Are we sure this won't cause a significant regression in speed or memory usage? We should probably at least measure how much memory drupal_get_complete_schema() uses (which we can probably triple for real-world usage).

Berdir’s picture

The tag was there to remove all schema caches at once. We only have on left, so we don't need the tag anymore.

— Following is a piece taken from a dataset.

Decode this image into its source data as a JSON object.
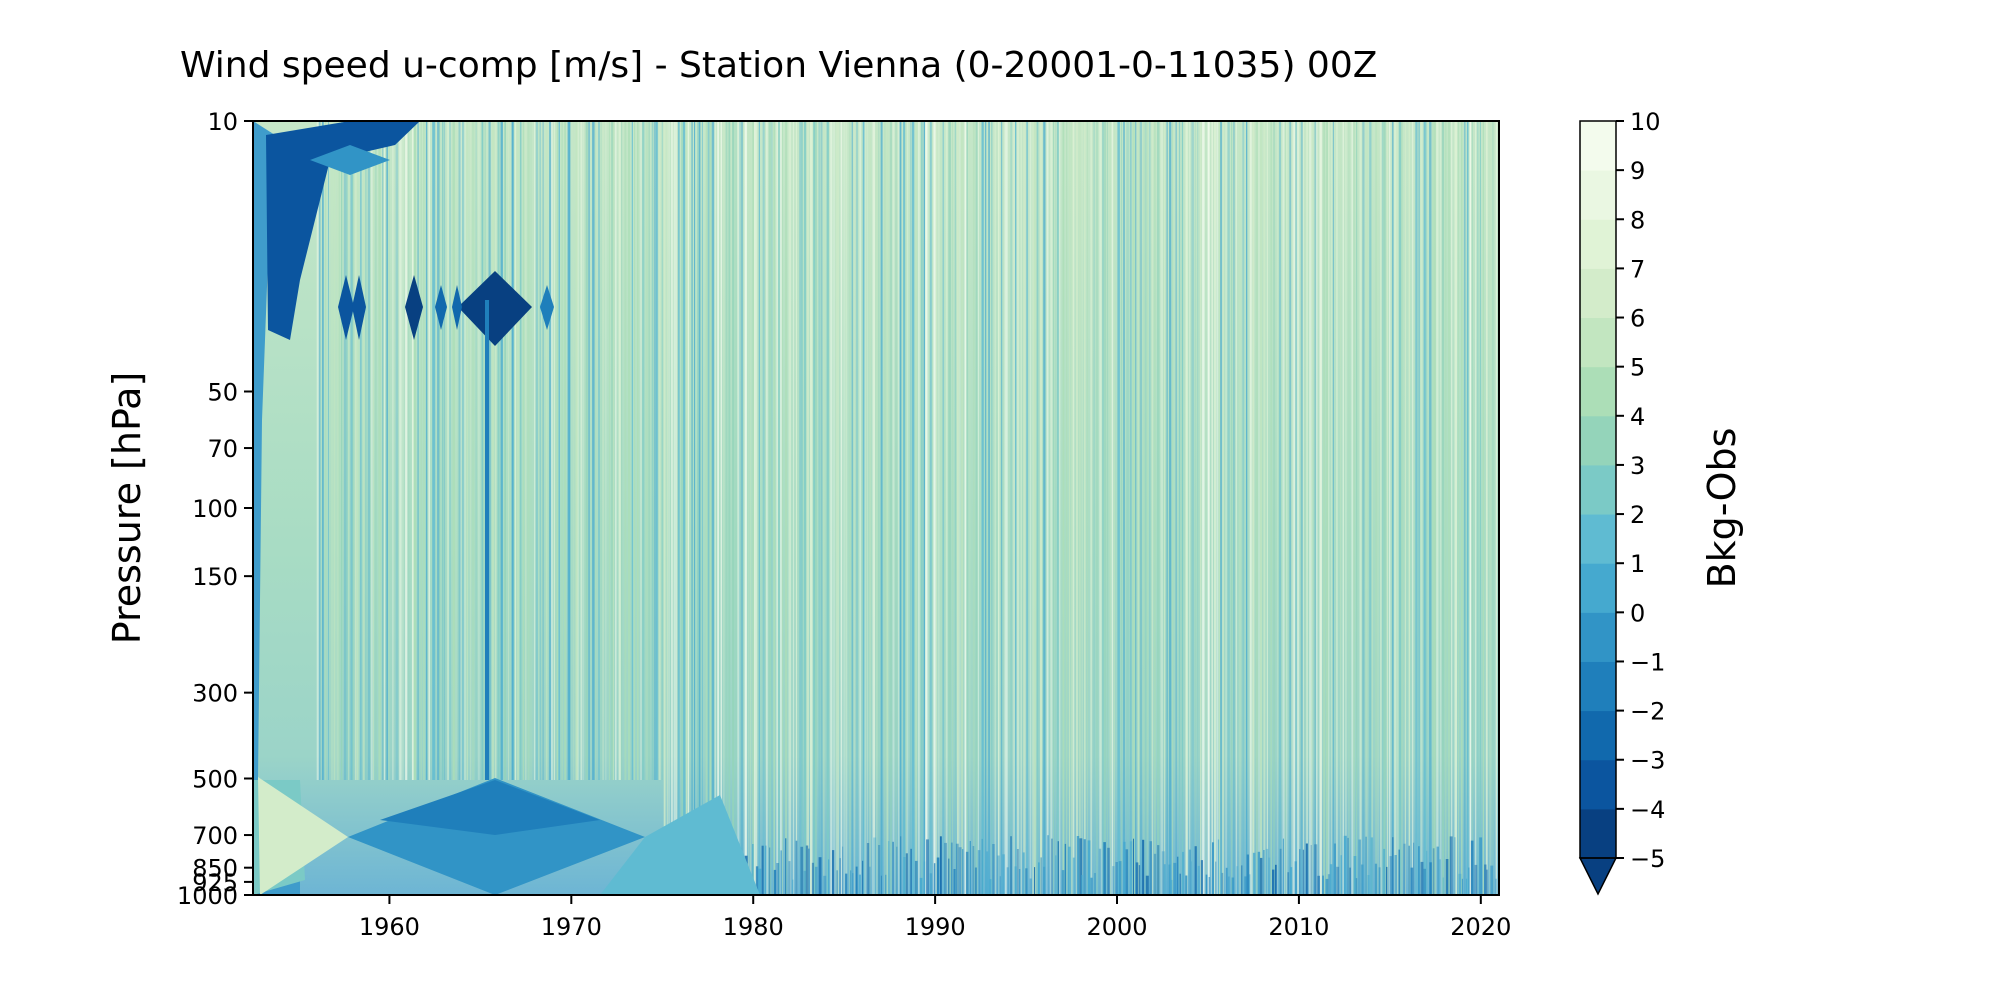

We still cache just like before, it's actually faster, because we no longer have to remove the cache tag with separate queries. Cache::PERMANENT could also be removed, as it is the default, forgot that.

sun’s picture

Status: Needs review » Reviewed & tested by the community

Thanks, even better!

Let's finally get rid of this :-)

No need to nitpick this further — we need to convert this code into services/classes anyway. The functionality is actually somewhat related to the extension system revamp I'm working on, but thus far, I did not include this in my plans. Nevertheless, I'd think that something like Drupal\Core\Extension\SchemaManager exposed as schema_manager service would be appropriate. If someone wants to work on that, I'd be happy to help with architectural planning.

alexpott’s picture

Status: Reviewed & tested by the community » Fixed

Committed 7c26feb and pushed to 8.x. Thanks!

Berdir’s picture

Updated [#2186501]

Status: Fixed » Closed (fixed)

Automatically closed - issue fixed for 2 weeks with no activity.